Como ser um cineasta independente emergente que deseja seguir uma carreira no cinema, especialmente considerando a cena cinematográfica brasileira?

R: Não deve ter regra pra isso. Penso que nunca desistir é um bom começo.

Na sua visão, qual é o significado mais profundo da arte cinematográfica e como ela se relaciona com as questões fundamentais da existência humana?

 R: A arte existe para dar conforto às pessoas, fazê-las compreender um pouco sua cultura e a alma de seu povo.

O cinema e a arte te proporcionaram muitas experiências enriquecedoras, mas gostaria de saber, do seu ponto de vista, o que você sente que elas retiraram de você ao longo de sua jornada como cineasta?

R: O cinema e a arte em geral me fizeram quem eu sou hoje, paciente, corajoso e resiliente, mas falta dinheiro para ter uma vida mais confortável. 

Por último, a palavra “expectação”. O que quer dizer para você?

R: A expectativa gera frustração, ainda mais no Brasil, país golpeado por colonizadores, injusto, violento.

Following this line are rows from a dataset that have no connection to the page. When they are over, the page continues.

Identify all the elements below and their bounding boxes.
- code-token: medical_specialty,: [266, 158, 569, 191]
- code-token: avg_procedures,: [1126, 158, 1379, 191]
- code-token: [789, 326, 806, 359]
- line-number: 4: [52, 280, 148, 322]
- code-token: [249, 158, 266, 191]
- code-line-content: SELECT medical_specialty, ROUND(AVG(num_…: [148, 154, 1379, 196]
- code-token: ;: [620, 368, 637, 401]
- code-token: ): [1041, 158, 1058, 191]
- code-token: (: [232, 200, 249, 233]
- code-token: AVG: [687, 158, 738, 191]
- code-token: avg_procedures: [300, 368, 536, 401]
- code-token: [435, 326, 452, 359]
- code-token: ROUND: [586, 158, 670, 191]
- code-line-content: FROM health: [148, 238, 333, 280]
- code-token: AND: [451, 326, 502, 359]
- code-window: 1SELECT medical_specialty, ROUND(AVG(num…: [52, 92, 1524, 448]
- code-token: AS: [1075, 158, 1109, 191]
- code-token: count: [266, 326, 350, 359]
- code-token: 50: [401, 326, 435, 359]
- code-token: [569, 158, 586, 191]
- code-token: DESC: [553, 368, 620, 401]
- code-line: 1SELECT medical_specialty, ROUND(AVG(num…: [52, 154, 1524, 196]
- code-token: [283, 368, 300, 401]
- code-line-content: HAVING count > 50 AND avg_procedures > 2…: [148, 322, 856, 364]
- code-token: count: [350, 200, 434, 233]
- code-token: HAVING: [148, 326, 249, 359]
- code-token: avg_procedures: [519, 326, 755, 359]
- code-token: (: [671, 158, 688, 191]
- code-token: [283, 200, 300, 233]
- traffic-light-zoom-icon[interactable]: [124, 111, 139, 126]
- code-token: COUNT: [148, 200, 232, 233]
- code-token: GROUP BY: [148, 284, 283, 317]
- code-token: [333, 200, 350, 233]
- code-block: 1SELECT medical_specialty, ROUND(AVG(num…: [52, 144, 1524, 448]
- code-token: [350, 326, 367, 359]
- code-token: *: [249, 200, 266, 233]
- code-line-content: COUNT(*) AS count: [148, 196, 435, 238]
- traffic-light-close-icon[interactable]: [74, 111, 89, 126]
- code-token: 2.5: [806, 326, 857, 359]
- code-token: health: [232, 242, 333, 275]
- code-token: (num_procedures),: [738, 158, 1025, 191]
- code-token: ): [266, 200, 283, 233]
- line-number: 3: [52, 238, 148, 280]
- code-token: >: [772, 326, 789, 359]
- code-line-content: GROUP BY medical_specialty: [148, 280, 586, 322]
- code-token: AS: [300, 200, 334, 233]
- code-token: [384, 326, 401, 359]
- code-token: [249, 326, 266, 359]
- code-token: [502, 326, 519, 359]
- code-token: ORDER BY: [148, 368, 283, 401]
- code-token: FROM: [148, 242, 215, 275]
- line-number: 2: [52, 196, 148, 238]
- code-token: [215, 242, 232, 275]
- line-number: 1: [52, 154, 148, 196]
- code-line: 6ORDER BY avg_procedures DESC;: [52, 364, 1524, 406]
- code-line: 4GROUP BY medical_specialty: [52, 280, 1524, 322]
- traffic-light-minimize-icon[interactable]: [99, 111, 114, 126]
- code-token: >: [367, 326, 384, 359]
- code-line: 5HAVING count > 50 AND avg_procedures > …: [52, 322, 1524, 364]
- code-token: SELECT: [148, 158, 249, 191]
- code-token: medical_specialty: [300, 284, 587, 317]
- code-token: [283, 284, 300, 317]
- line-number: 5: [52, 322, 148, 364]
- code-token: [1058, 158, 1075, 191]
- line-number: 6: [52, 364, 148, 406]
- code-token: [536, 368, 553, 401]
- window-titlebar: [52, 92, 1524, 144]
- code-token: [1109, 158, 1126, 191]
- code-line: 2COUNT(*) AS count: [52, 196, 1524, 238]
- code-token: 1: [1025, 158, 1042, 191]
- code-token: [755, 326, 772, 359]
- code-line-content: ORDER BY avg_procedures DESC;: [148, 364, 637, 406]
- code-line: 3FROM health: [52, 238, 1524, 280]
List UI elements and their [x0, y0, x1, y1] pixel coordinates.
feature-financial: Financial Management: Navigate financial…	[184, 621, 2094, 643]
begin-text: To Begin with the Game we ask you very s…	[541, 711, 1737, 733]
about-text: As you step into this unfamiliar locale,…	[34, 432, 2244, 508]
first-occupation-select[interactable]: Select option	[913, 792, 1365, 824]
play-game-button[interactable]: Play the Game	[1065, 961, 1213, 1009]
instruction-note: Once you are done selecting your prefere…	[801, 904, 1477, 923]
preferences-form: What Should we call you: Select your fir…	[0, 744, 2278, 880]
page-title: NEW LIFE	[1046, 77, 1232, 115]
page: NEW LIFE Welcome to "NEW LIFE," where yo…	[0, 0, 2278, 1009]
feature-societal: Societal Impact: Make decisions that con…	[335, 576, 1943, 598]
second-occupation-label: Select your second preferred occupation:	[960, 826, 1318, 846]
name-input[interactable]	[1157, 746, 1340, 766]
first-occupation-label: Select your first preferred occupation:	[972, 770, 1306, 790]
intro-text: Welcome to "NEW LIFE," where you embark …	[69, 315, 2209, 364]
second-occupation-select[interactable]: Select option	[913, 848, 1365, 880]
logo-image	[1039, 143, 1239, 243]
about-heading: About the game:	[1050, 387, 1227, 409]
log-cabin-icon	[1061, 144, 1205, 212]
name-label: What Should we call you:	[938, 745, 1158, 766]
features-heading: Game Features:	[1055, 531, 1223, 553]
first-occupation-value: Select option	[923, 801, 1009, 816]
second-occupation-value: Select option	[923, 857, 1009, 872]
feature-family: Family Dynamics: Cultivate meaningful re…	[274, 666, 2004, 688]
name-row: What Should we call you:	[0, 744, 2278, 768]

Até hoje vivemos incertezas. Quero continuar trabalhando, ter saúde e boas parcerias. A velhice me assusta um pouco, pois comecei um pouco tarde, dirigi meu primeiro curta aos 32 anos. Como você mesmo falou, ser um cineasta independente emergente aos 52 anos é complicado, nessa idade as pessoas estão se aposentando, e olha que trabalho com arte há 30 anos. Tenho que trabalhar até o fim e vou adorar.

Curta cada momento do emocionante cinema de Valério Fonseca. Acesse Playcimm.com e assista todos os curtas-metragens do diretor até dia 27 de outubro de 2023.

Ficção:
Dona Eulália (2004)
Lagoa (2005)
Lucia e a mala (2007)
Maria Ninguém (2008)
Chapada (2010)

Documentários:
A Maldição de Berenice (2010)
Céu de Dor (2010)
Pegadas de Zila (2011)
Memoria de La Preciosidad – Documentário realizado em Cuba (2012)
Sonho e Silêncio (2012)
Mobilidade (2015)
Sair do Caos Diário é Dar Amor à Própria Alma (2016)

Primavera de 2023

5 thoughts on “SESSÃO HORA CURTA

  1. Admiro muito tanto o trabalho de Valério Fonseca como a pessoa Valério!! Numa luta incessante ele já foi com seus filmes a várias partes do mundo e com sucesso. Vou torcer sempre para que ele vá conseguindo as glórias que merece. Parabéns Valério!!